According to Thiele, while an organisation can have a great profit or revenue stream, it’s the people who create the ‘multiplier effect’. Currently a member of three boards, Thiele is well-placed to advocate for convergence of profitability and social impact.
Thiele sits on the Board of the Royal Zoological Society of SA – the only zoo in Australia that is a conservation charity and NFP not fully funded by the Government, and Thiele says she is proud of its work advancing the conservation cause.

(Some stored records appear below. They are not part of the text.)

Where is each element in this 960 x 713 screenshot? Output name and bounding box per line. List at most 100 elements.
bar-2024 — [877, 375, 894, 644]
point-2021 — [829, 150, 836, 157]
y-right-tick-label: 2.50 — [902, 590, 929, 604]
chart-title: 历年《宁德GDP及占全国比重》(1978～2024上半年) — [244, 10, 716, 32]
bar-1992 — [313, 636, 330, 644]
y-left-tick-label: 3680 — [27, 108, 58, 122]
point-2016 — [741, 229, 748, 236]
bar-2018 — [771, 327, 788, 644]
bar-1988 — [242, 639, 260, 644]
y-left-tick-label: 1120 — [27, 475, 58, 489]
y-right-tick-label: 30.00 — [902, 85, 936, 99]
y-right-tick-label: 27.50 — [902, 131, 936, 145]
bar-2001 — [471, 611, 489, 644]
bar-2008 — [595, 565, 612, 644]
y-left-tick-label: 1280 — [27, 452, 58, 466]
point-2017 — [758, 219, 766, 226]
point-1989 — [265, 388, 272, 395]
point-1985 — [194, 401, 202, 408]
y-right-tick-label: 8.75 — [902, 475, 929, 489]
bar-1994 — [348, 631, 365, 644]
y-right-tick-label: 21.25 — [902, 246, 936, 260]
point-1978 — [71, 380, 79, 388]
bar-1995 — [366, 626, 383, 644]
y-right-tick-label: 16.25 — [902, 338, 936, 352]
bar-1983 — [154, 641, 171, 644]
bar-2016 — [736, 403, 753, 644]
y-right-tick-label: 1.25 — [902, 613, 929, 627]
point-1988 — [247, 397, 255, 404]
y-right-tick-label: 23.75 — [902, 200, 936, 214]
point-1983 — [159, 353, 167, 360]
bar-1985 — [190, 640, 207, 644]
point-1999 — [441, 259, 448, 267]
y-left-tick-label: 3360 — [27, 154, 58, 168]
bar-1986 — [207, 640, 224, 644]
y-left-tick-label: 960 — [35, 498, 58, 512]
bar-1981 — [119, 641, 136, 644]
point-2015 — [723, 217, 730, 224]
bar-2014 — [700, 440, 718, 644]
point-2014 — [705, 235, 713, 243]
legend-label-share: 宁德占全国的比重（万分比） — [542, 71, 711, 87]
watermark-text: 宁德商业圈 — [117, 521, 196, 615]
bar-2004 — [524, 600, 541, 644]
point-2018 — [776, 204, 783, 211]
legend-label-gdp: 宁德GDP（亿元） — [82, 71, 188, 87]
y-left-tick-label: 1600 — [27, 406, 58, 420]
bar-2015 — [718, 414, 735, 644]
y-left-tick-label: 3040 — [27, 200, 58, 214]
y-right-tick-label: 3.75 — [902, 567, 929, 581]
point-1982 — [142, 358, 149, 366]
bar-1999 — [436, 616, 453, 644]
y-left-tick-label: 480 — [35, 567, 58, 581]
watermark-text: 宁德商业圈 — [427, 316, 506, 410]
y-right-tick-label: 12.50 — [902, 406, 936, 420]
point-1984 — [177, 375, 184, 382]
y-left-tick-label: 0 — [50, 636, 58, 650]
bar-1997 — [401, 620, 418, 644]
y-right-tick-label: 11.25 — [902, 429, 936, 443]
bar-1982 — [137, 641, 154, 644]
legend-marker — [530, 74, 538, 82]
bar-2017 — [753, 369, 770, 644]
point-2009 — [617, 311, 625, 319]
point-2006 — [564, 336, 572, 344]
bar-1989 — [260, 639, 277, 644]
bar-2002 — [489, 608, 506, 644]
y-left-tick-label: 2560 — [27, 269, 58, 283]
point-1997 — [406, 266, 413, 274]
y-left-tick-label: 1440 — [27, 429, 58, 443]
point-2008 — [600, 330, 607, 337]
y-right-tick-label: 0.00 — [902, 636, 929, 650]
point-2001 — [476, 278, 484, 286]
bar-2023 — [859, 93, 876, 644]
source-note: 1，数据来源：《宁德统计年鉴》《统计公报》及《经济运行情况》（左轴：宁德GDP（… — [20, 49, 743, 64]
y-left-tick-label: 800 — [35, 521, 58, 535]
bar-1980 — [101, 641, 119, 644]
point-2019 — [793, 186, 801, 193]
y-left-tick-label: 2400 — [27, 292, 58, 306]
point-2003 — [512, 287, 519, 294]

Thiele serves on the Adelaide Crows Community Foundation, which raises funds to give back to the local community; it currently partnered with Canteen and KickStart, a program which funds breakfast for disadvantaged kids.
Thiele is also on the board of the Adelaide Festival Centre Trust – a statutory authority which manages the Festival Theatre, the Playhouse and Her Majesty’s Theatre.For Thiele, all good governance starts at the board level, and as a director, it’s important to intrinsically understand what the organisation stands for.
“Whether its private or NFP, good governance means good systems, robust debate about the strategic direction of the organisation and having strong financial management. Ultimately the role of the board is about effective decision making. Businesses take shocks all the time. There are surprises in the market that you don’t anticipate, and if the market is heading in the direction where social and profit converge, then that’s going to be a challenge worth facing head on,” says Thiele.